Katayama (Sho Aikawa) is just an average guy. He works as a draughtsman at an architectural firm and has a lovely wife, Yoko (Miho Ninagawa) and an adorable 6-year-old daughter, Ayano (Mao Sasaki), but one night on the way home from work all that changes. As he rides his bike through an underpass Katayama stumbles into the middle of the vicious beating of an elderly man by a group of teenage boys, so he does what most average guys would do and attempts to break things up. The old man gets away, but before he knows it Katayama is fighting off a half dozen teenagers armed with knives and an air gun with their leader, a hooded, lollipop sucking boy named Kimiki (Satoshi Morimoto) taking particular glee in having a younger and more agile adversary. Katayama and Kimiki go head to head, but when the police show up both end up in handcuffs. The minor and his young punk friends get released while Katayama, the good samaritan, is the one who gets the stern warning about beating up kids. It's a crazy, mixed up world, but all that Katayama can do is head home to his wife and daughter little knowing that his brief moment of heroism will jeopardize his entire family.
In 2006 the ultra-prolific Takashi Miike went from his Lars von Trier-inspired prison film "Big Bang Love Juvenile A" and his torturous (and ultimately banned from TV) entry into Showtime's "Masters of Horror" series "Imprint" to bring audiences a straight up revenge thriller that wouldn't have looked out of place in Clint Eastwood's or Charles Bronson's 1970s filmographies; but instead of major machismo and heavy duty fire power Miike dials his usual weirdness back and stresses mood and grief in his "Scars of the Sun".
Penned by 1999's "Nobody" director Toshimichi Ohkawa "Scars of the Sun" tells the classic story of an honest, hardworking man who ends up becoming a victim of the system that has been set up to protect him. After his run in with this group of delinquents Katayama and his wife get the feeling that they are being watched. It turns out that Kimiki isn't just a kid with a sweet tooth who leads a street gang, he's also a dangerous psychopath and he's made it his personal mission to teach Katayama that you don't step in when he and his boys are having a bit of fun. Repeated calls to the cops alerting them to Kimiki's threatening behaviour only amounts to a few platitudes about how the police can't do anything until Kimiki actually breaks the law. Katayama soon discovers that the only thing between his family and this crazed teenager are miles of bureaucratic red tape, and all these laws and regulations come too little and far to late when Katayama's young daughter is apprehended and murdered. For his crimes underage Kimiki gets a mere year and eight months in prison while Katayama has his life gutted and his wife jumping out of a five storey window. Now before you think I'm telling you the entire plot of "Scars of the Sun" let me reassure you that this is just the set up and that only once Kimiki is out of prison do the wheels of Katayama's revenge begin to turn.

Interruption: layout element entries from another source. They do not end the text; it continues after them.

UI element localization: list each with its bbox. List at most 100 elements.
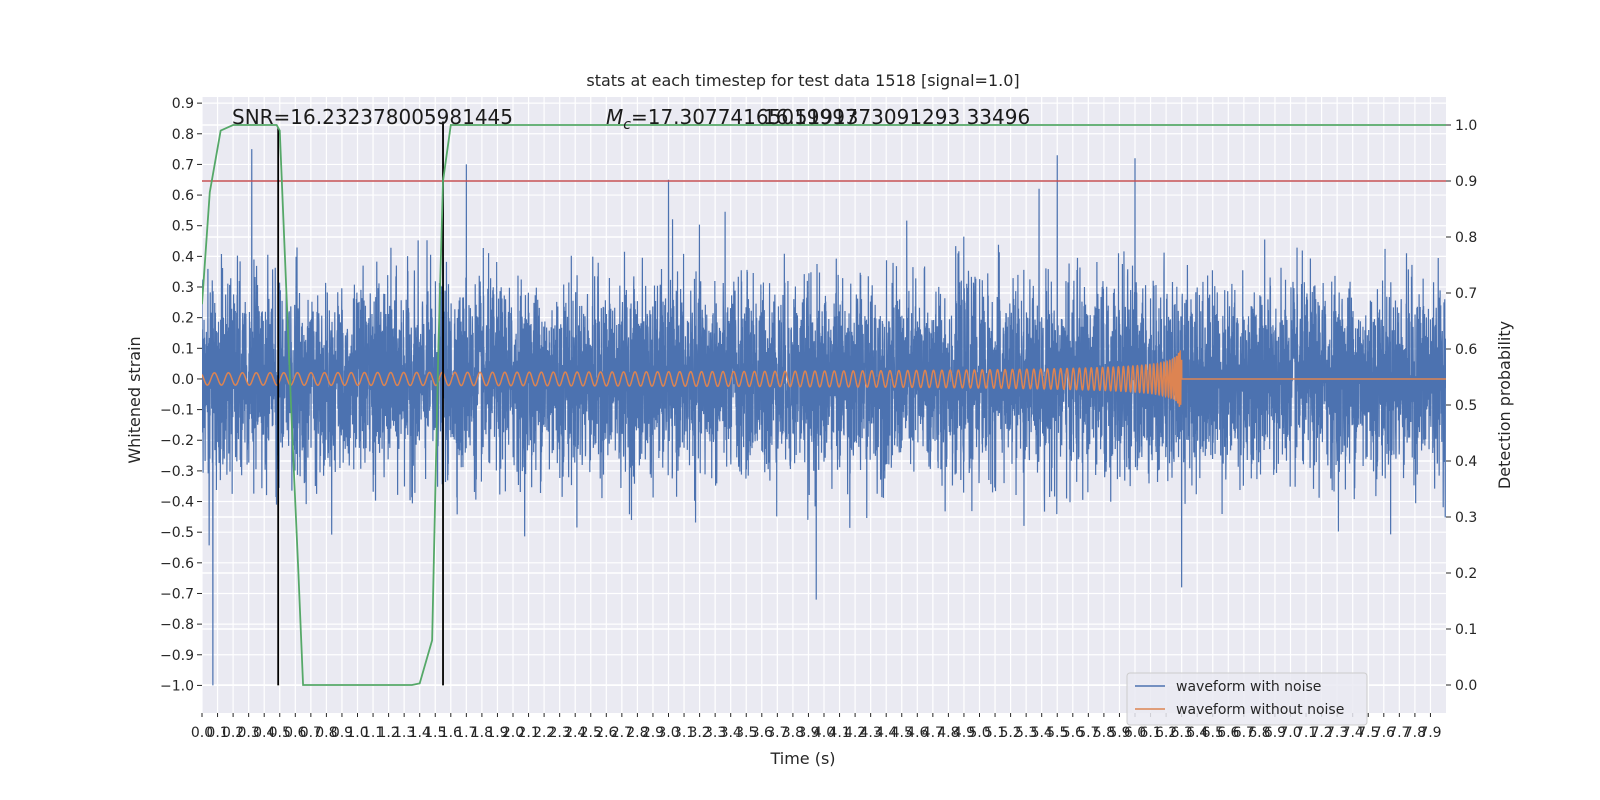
x-tick-label: 3.5 <box>735 725 757 741</box>
x-tick-label: 0.4 <box>253 725 275 741</box>
x-tick-label: 4.8 <box>937 725 959 741</box>
x-tick-label: 4.5 <box>891 725 913 741</box>
chirp-mass-value: =17.30774165019997 <box>631 105 858 129</box>
x-tick-label: 5.9 <box>1108 725 1130 741</box>
x-tick-label: 1.5 <box>424 725 446 741</box>
x-axis-ticks: 0.00.10.20.30.40.50.60.70.80.91.01.11.21… <box>191 713 1442 741</box>
y-tick-label: 0.4 <box>172 249 194 265</box>
x-tick-label: 4.4 <box>875 725 897 741</box>
x-tick-label: 4.9 <box>953 725 975 741</box>
x-tick-label: 7.3 <box>1326 725 1348 741</box>
series-waveform-without-noise <box>202 349 1446 407</box>
y2-tick-label: 0.5 <box>1455 398 1477 414</box>
x-tick-label: 1.3 <box>393 725 415 741</box>
x-tick-label: 1.2 <box>377 725 399 741</box>
x-tick-label: 7.5 <box>1357 725 1379 741</box>
snr-annotation: SNR=16.232378005981445 <box>232 105 513 129</box>
x-tick-label: 3.9 <box>797 725 819 741</box>
series-detection-probability <box>202 124 1446 686</box>
x-tick-label: 3.8 <box>782 725 804 741</box>
x-tick-label: 3.7 <box>766 725 788 741</box>
y2-tick-label: 0.4 <box>1455 454 1477 470</box>
x-tick-label: 7.9 <box>1419 725 1441 741</box>
y-axis-label: Whitened strain <box>125 336 144 463</box>
chirp-mass-subscript: c <box>623 117 631 133</box>
x-tick-label: 7.0 <box>1279 725 1301 741</box>
y-tick-label: −0.3 <box>160 464 194 480</box>
x-tick-label: 4.6 <box>906 725 928 741</box>
x-tick-label: 5.5 <box>1046 725 1068 741</box>
x-tick-label: 2.0 <box>502 725 524 741</box>
x-tick-label: 7.7 <box>1388 725 1410 741</box>
x-tick-label: 3.3 <box>704 725 726 741</box>
x-tick-label: 0.1 <box>206 725 228 741</box>
y-tick-label: 0.2 <box>172 311 194 327</box>
x-tick-label: 0.6 <box>284 725 306 741</box>
legend-label-clean: waveform without noise <box>1176 702 1344 718</box>
x-tick-label: 0.0 <box>191 725 213 741</box>
x-tick-label: 4.7 <box>922 725 944 741</box>
x-tick-label: 1.8 <box>471 725 493 741</box>
legend-frame <box>1126 672 1368 726</box>
y-tick-label: −0.2 <box>160 433 194 449</box>
x-tick-label: 6.1 <box>1139 725 1161 741</box>
y-tick-label: −0.9 <box>160 648 194 664</box>
x-tick-label: 2.4 <box>564 725 586 741</box>
x-tick-label: 4.2 <box>844 725 866 741</box>
y-tick-label: 0.6 <box>172 188 194 204</box>
legend: waveform with noise waveform without noi… <box>1126 672 1368 726</box>
x-tick-label: 1.4 <box>409 725 431 741</box>
y-tick-label: 0.8 <box>172 127 194 143</box>
x-tick-label: 4.1 <box>828 725 850 741</box>
x-tick-label: 3.1 <box>673 725 695 741</box>
x-tick-label: 2.5 <box>580 725 602 741</box>
y-tick-label: −0.6 <box>160 556 194 572</box>
x-tick-label: 6.7 <box>1233 725 1255 741</box>
marker-layer <box>202 121 1446 686</box>
x-tick-label: 5.3 <box>1015 725 1037 741</box>
x-tick-label: 0.8 <box>315 725 337 741</box>
x-tick-label: 3.2 <box>688 725 710 741</box>
y-tick-label: −0.1 <box>160 403 194 419</box>
y-tick-label: 0.3 <box>172 280 194 296</box>
x-tick-label: 1.6 <box>440 725 462 741</box>
x-tick-label: 5.4 <box>1031 725 1053 741</box>
x-tick-label: 7.2 <box>1310 725 1332 741</box>
x-tick-label: 5.7 <box>1077 725 1099 741</box>
x-tick-label: 1.1 <box>362 725 384 741</box>
x-tick-label: 6.8 <box>1248 725 1270 741</box>
chirp-mass-symbol: M <box>606 105 623 129</box>
x-tick-label: 0.5 <box>269 725 291 741</box>
x-tick-label: 1.9 <box>486 725 508 741</box>
x-tick-label: 0.9 <box>331 725 353 741</box>
x-tick-label: 6.0 <box>1124 725 1146 741</box>
y2-tick-label: 0.6 <box>1455 342 1477 358</box>
x-tick-label: 4.3 <box>860 725 882 741</box>
x-tick-label: 7.4 <box>1342 725 1364 741</box>
y-tick-label: −0.8 <box>160 617 194 633</box>
overlap-annotation: 16.5191373091293 33496 <box>763 105 1030 129</box>
right-y-axis-ticks: 1.0 0.9 0.8 0.7 0.6 0.5 0.4 0.3 0.2 0.1 0.0 <box>1446 118 1477 694</box>
y2-tick-label: 1.0 <box>1455 118 1477 134</box>
chart-title: stats at each timestep for test data 151… <box>586 71 1019 90</box>
x-tick-label: 6.3 <box>1171 725 1193 741</box>
y2-tick-label: 0.2 <box>1455 566 1477 582</box>
left-y-axis-ticks: 0.9 0.8 0.7 0.6 0.5 0.4 0.3 0.2 0.1 0.0 −0.1 −0.2 −0… <box>160 96 202 694</box>
y-tick-label: 0.7 <box>172 157 194 173</box>
x-tick-label: 6.2 <box>1155 725 1177 741</box>
x-tick-label: 0.7 <box>300 725 322 741</box>
series-layer <box>202 149 1446 686</box>
x-tick-label: 5.1 <box>984 725 1006 741</box>
x-tick-label: 5.8 <box>1093 725 1115 741</box>
x-tick-label: 3.6 <box>751 725 773 741</box>
x-axis-label: Time (s) <box>769 749 835 768</box>
x-tick-label: 5.6 <box>1062 725 1084 741</box>
x-tick-label: 2.9 <box>642 725 664 741</box>
y2-tick-label: 0.3 <box>1455 510 1477 526</box>
y-tick-label: −0.4 <box>160 495 194 511</box>
x-tick-label: 0.3 <box>238 725 260 741</box>
x-tick-label: 5.0 <box>968 725 990 741</box>
y-tick-label: 0.9 <box>172 96 194 112</box>
x-tick-label: 0.2 <box>222 725 244 741</box>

I've been known for giving Miike a bit of grief from time to time. He's definitely one of contemporary Japanese cinema's most uneven filmmakers, but when he nails a picture he can be truly brilliant. "Scars of the Sun" is one that he hits spot on. As I said above you shouldn't expect any cow-headed gods or creative use of acupuncture needles in "Scars of the Sun". It's the small choices that Miike makes that elevates this film from being a pulpy, straight-to-video exercise to a really compelling take on the revenge genre. The casting against type of Sho Aikawa, who usually plays the part of a yakuza heavy in Miike's films gives "Scars of the Sun" an interesting twist, but it's the casting of androgynous newcomer Morimoto as Kimiki that is the real stroke of genius. For all the times that Morimoto is on screen we only ever get to see his face a couple of times. Every other shot has him hiding under the hood of his parka or shows him from behind. It's that sense of a faceless, unknowable evil, plus his nasal and child-like voice that makes his character truly terrifying. Add to that Miike's switching to black and white to reflect the colourless and grief-stricken world that Katayama inhabits and backing up the action with silence instead of an overly dramatic soundtrack and you have a film that doesn't just leave you feeling outraged at the sorry state of victims rights, but that also really gets under your skin.